"un ragazzo schivo e moderato"

Enna, l'insegnante di Amri: "Illuminava il buio del carcere"

La docente ha confessato tutto il suo stupore a un sito d'informazioni siciliano, raccontando l'incontro col terrorista nel 2012

23 Dic 2016 - 18:03

“Il suo volto era di una bellezza straordinaria e aveva un sorriso che riusciva ad illuminare tutto il buio che un posto come il carcere emana". Con queste parole una donna che lavora come insegnante d'italiano nel carcere di Enna, descrive Anis Amri, il terrorista della strage di Berlino, ucciso alle porte di Milano.

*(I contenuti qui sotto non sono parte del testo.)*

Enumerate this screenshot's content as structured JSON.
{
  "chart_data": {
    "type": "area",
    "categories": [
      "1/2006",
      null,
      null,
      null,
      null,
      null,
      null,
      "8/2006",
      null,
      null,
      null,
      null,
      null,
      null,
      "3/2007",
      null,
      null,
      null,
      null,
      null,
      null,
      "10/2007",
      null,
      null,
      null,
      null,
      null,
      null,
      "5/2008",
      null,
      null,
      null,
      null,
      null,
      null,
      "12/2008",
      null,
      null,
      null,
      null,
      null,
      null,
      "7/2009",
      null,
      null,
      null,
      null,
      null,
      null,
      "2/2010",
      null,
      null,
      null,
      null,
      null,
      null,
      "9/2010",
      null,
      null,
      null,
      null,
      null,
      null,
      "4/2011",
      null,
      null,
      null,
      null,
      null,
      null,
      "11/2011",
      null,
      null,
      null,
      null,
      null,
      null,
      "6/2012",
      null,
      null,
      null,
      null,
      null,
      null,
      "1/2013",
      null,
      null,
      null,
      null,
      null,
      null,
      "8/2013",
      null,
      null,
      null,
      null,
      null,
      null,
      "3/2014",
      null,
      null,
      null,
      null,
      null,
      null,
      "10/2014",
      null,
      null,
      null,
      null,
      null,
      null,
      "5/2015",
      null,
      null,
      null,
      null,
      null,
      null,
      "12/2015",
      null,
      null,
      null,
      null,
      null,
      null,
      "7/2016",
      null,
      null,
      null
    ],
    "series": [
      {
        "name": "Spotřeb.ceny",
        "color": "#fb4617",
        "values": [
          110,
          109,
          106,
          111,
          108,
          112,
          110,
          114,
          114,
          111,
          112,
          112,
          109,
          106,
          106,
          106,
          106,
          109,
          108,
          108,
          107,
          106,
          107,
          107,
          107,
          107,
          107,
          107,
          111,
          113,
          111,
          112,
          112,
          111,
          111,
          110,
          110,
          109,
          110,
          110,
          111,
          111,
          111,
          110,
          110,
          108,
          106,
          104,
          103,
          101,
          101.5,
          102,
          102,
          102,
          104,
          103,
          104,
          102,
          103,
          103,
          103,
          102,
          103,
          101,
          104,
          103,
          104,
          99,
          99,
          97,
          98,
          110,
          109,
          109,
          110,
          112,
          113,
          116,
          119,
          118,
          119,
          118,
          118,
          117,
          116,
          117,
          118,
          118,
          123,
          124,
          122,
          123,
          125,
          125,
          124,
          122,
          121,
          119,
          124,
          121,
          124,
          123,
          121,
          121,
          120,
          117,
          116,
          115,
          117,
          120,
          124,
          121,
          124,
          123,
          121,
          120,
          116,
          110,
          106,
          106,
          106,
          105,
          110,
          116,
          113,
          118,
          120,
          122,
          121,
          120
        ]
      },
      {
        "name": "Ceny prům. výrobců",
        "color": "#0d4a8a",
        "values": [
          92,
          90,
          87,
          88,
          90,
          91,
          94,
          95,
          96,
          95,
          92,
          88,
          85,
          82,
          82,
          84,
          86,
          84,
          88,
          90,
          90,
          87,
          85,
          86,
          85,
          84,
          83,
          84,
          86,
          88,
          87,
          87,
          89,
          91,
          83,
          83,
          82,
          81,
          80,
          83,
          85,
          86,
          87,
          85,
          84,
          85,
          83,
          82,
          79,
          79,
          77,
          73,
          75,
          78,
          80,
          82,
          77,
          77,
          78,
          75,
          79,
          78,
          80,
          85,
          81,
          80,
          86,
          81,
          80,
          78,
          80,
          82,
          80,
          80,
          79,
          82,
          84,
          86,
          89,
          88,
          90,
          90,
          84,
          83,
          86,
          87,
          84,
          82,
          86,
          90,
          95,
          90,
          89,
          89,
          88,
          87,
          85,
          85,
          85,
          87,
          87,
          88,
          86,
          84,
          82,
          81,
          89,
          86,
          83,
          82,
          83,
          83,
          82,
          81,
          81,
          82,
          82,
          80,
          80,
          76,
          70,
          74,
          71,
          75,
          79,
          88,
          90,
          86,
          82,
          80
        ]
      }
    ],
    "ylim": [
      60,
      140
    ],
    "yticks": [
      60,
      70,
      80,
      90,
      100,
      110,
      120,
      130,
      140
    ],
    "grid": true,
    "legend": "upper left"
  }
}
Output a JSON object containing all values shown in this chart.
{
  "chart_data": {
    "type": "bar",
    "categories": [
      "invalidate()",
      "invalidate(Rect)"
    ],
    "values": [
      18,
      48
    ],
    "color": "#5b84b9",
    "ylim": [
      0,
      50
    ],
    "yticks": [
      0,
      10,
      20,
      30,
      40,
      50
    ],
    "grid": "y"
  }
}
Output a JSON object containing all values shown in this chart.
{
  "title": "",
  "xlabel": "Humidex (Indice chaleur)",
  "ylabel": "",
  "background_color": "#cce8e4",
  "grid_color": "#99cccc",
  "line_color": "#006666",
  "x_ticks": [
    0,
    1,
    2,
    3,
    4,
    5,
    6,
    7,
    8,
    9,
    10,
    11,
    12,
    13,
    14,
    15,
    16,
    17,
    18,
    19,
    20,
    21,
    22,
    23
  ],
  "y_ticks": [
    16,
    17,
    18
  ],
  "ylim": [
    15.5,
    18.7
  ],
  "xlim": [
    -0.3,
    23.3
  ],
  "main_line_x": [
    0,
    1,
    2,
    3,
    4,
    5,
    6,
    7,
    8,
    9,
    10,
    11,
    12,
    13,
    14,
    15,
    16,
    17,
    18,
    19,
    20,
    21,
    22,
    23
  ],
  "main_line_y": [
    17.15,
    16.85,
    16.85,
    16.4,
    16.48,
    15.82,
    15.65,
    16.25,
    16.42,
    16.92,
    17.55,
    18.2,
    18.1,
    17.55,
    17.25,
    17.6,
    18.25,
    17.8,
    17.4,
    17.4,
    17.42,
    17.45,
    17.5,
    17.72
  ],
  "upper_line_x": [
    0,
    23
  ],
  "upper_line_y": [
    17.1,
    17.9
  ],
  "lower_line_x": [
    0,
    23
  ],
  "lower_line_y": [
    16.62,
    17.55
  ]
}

I due si erano conosciuti nel 2012, l'anno in cui l'uomo era detenuto nel carcere siciliano per aver appiccato un rogo in un centro di accoglienza.

La docente d'italiano, nell' intervista esclusiva rilasciata al sito Siciliainformazioni.com, dice di aver riconosciuto subito quel viso e si dichiara sconvolta per quanto accaduto: "Era un ragazzo schivo ma nulla faceva pensare che fosse un estremista, anzi sembrava un moderato come i suoi concittadini tunisini". In seguito, la donna confessa di aver conosciuto a fondo Amri e proprio per questo non si capacita delle sue azioni. Afferma, infatti, di averne colto la debolezza e la vulnerabilità e di aver cercato di coinvolgerlo, ma senza successo, in un progetto teatrale, convinta che potesse essergli d'aiuto.

"Non si apriva molto, però un giorno mi disse che mi voleva bene. Io ci sto male perché i miei insegnamenti, il mio esempio seppur per un breve periodo sono stati un fallimento e oggi mi chiedo se ci siano sfuggiti dei segnali che quel ragazzo ci mandava, segnali che noi non siamo stati in grado di cogliere e mi rendo conto di non aver fatto abbastanza”, così prosegue l'insegnante mostrando un senso di colpa per non aver saputo capire certi comportamenti e non avergli dato il supporto necessario che, probabilmente, avrebbe potuto impedire la radicalizzazione.

Nonostante queste dichiarazioni, è già stato reso noto che proprio nel periodo di detenzione in Italia, Amri avrebbe assunto comportamenti violenti nei confronti di un altro detenuto arrivando a minacciarlo in quanto cristiano.